Pro-Deoadvocaten klagen al langer dat er te weinig geld zit in de pot waaruit ze hun betalingen krijgen. De Salduz-wet, waardoor gearresteerden op elk moment een beroep kunnen doen op een advocaat, heeft die nood nog verhoogd. 'De 70 miljoen euro die de overheid daar elk jaar voor uittrekt, voldoet niet meer', erkent minister van Justitie Koen Geens (CD&V).
Billijke vergoeding
Geens wil dat advocaten een 'billijke vergoeding' krijgen voor de prestaties die ze leveren. In het regeerakkoord stond al te lezen dat er voor een bijkomend pro-Deofonds in de richting wordt gekeken van veroordeelden, die een extra bijdrage zullen moeten betalen. Het wetsontwerp waar Geens aan werkt, is ondertussen iets specifieker. 'De filosofie is dat zij die geld gewonnen hebben door publieke instellingen op te lichten, bijdragen aan de sociale maatregel die de pro Deo is', zegt Geens.

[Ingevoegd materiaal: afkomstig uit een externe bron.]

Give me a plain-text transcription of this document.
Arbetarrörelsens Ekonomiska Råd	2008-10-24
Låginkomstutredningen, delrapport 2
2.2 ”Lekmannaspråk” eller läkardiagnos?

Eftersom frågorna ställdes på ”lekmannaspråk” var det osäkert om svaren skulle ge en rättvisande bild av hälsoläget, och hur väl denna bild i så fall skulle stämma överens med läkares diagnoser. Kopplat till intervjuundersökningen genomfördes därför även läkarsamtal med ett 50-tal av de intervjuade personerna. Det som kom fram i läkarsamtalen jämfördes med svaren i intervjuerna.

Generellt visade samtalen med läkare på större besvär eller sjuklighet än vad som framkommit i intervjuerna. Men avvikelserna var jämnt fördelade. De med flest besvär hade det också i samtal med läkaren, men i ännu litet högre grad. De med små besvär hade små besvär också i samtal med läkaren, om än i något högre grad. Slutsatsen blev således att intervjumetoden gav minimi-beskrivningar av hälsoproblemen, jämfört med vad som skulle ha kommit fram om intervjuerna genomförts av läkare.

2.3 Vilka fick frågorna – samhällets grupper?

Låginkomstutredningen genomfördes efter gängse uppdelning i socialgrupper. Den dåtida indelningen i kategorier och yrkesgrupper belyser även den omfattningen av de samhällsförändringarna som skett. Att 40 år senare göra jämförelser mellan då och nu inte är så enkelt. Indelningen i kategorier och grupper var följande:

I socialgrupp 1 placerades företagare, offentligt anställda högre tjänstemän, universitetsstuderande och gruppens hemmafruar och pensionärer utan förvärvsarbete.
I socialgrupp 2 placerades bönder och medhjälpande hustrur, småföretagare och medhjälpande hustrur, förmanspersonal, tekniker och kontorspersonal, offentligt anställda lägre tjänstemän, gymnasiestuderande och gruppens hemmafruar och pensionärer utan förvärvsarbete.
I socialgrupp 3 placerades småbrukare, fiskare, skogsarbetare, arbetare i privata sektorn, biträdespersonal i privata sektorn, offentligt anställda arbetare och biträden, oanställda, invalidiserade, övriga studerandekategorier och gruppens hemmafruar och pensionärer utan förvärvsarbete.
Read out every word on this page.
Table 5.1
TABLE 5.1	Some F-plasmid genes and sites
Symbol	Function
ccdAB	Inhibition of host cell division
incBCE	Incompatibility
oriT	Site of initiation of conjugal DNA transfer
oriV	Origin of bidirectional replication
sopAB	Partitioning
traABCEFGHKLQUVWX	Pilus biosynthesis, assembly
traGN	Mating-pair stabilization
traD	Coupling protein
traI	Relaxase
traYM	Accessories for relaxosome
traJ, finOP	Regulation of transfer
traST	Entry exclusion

Veroordeelden die fiscale fraude gepleegd hebben, geld van een bank achterover geslagen hebben of de concurrentieregels geschonden hebben, zullen bovenop de bestaande boete een extra bedrag moeten betalen dat in het pro-Deofonds wordt gestort. Ook fraudeurs die niet veroordeeld worden, maar hun rechtszaak afkopen via een minnelijke schikking, zullen een extra bedrag moeten betalen.
Op kruissnelheid
De rechters die de boetes uitspreken zullen zich moeten houden aan het nieuwe wettelijke kader, dat vermoedelijk pas zal ingaan vanaf eind 2016. Hoeveel de boetes zullen verhogen, is nog niet duidelijk, maar op kruissnelheid moet de nieuwe maatregel 30 miljoen euro per jaar opleveren. Het pro-Deofonds zou dan dus 100 miljoen euro moeten bevatten, in plaats van de huidige 70 miljoen.